Mountain Lions Believed Prowling in New Jersey
Dec. 5, 2006 — -- Some residents of New Jersey think they have new neighbors, and it has them worried about their safety.
Dangerous, wild mountain lions have been reported roaming the streets where children play and wait for school buses in the suburbs of the Garden State -- the most densely populated state in the country.
Despite the increasingly common reports of sightings in New Jersey, it's hard to know if there is a need for concern, since the state's Department of Environmental Protection has not been able to verify these claims.
Northwestern New Jersey is known for its beautiful scenery and mountains where black bear, foxes, bobcats and coyote live and roam.
Christine Fitzgerald who along with her husband Shaun, a Vernon Township police officer live in a neighborhood filled with children in Glenwood.

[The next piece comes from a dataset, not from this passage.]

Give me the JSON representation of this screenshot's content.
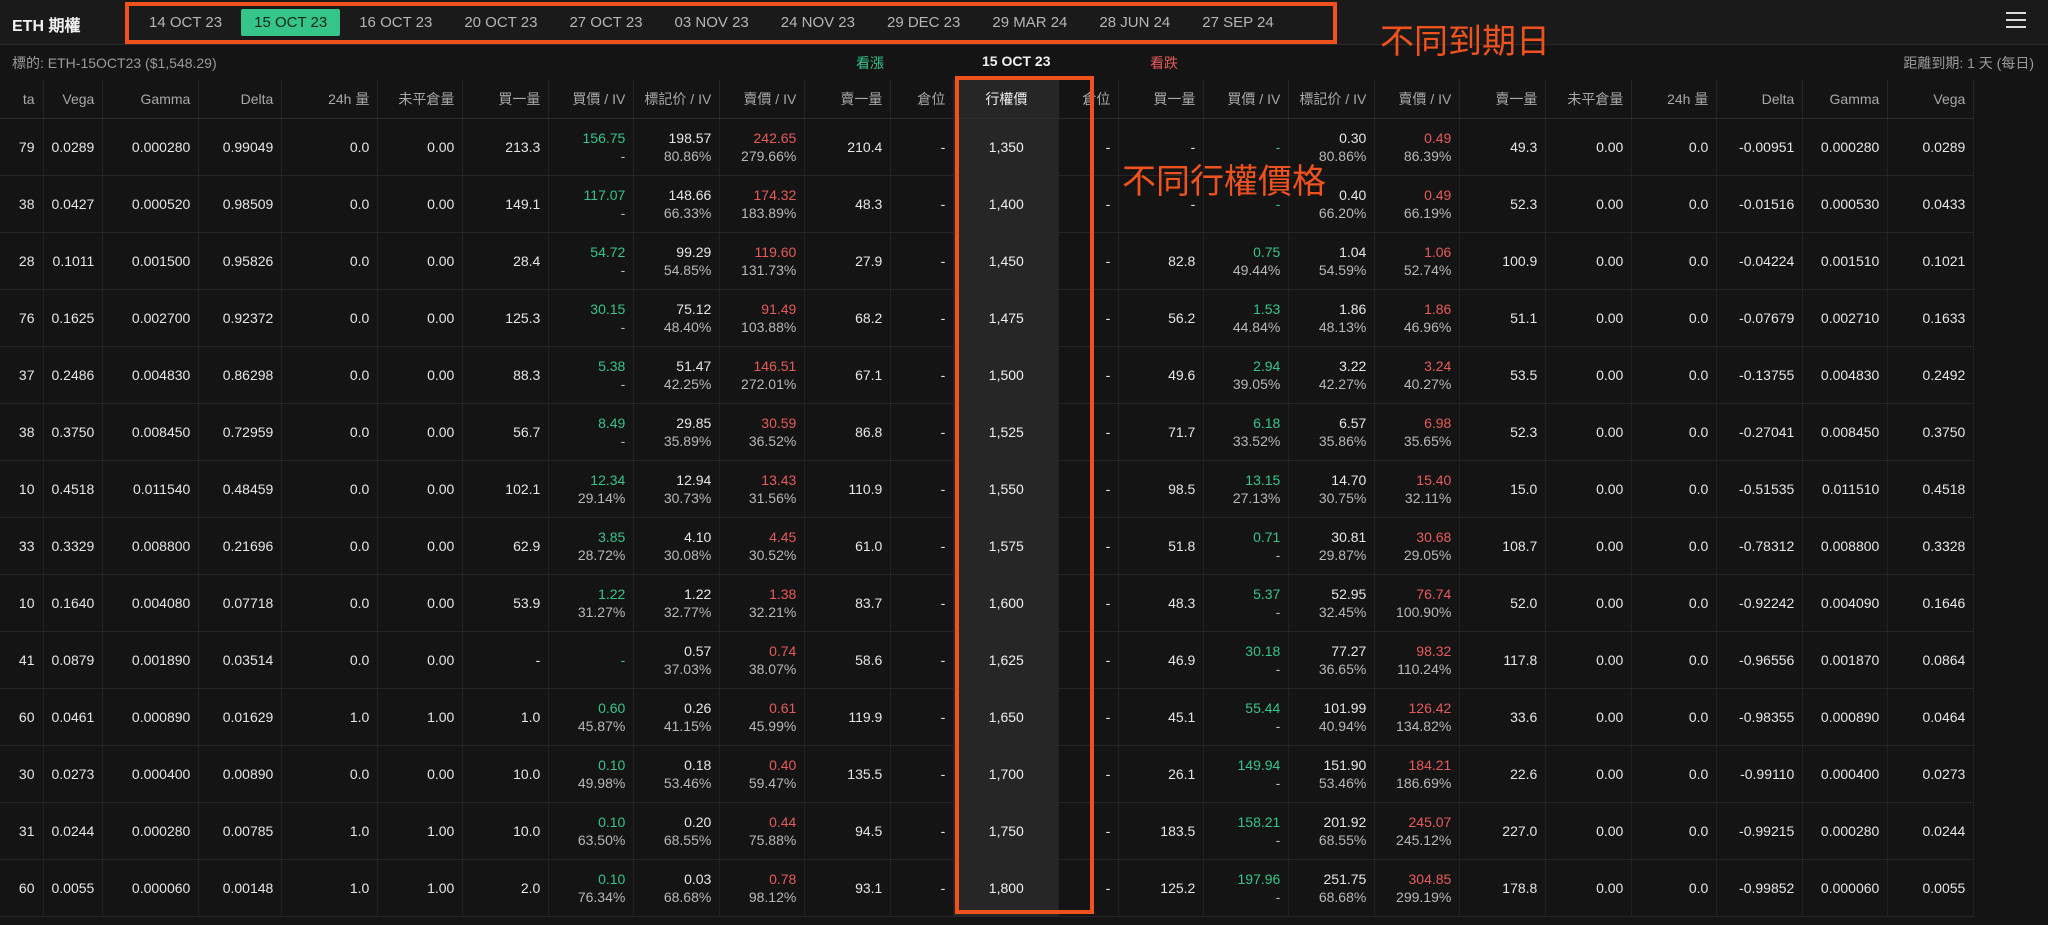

The couple is unwavering in their belief about what they saw early one morning last June.
"We went outside to see what was making loud piercing shrieks in the backyard," she said. "Fifteen feet away from us, we saw a large blonde female mountain lion along with a cub that had just killed one mother cat and two stray cats [the Fitzgeralds had rescued].
"We called the state Department of Environmental Protection to report the incident but it took investigators more than a week to respond to us," she said. "The state's slow response is evidence that the state does not want to admit there are mountain lions in New Jersey."

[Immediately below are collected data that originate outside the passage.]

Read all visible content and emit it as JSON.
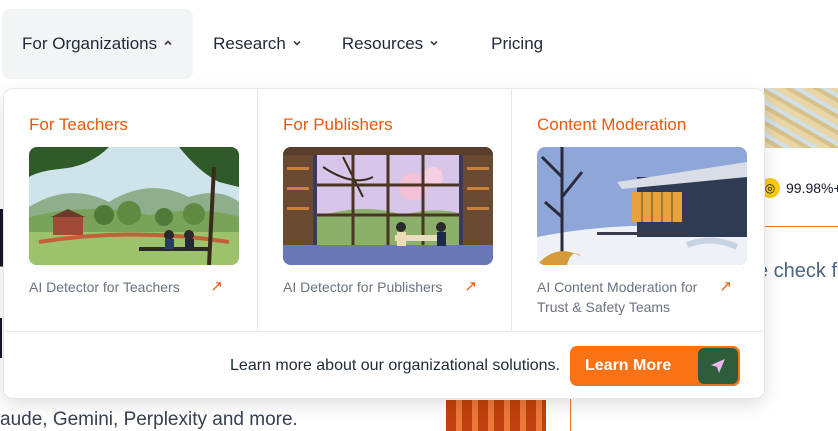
{
  "nav": {
    "items": [
      {
        "label": "For Organizations",
        "chevron": "⌃"
      },
      {
        "label": "Research",
        "chevron": "⌄"
      },
      {
        "label": "Resources",
        "chevron": "⌄"
      },
      {
        "label": "Pricing"
      }
    ]
  },
  "dropdown": {
    "columns": [
      {
        "title": "For Teachers",
        "link": "AI Detector for Teachers"
      },
      {
        "title": "For Publishers",
        "link": "AI Detector for Publishers"
      },
      {
        "title": "Content Moderation",
        "link": "AI Content Moderation for Trust & Safety Teams"
      }
    ],
    "footer_text": "Learn more about our organizational solutions.",
    "cta_label": "Learn More"
  },
  "background": {
    "stat": "99.98%+",
    "check_text": "e check fo",
    "subtext": "aude, Gemini, Perplexity and more."
  },
  "colors": {
    "accent": "#f97316",
    "heading": "#ea580c"
  }
}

Officer Fitzgerald confirmed his wife's story, and added that the incident had an effect on how how he responded to calls from people who think they've seen one of the big cats.
"When I respond to a possible mountain lion call, I don't doubt what people see because I know what we saw was a mountain lion," he said.
Could Mountain Lions be added to the list of animals that may call the streets of the New Jersey suburbs home?
Mountain lions are indigenous to the western part of the United States. Cougar expert Dave Mattson, a lecturer and visiting senior research scientist at Yale University, has studied cougars since 2002, including mountain lions, panthers, pumas and catamounts, all of which are appearing more and more in cities and suburbs because development is encroaching on their habitat.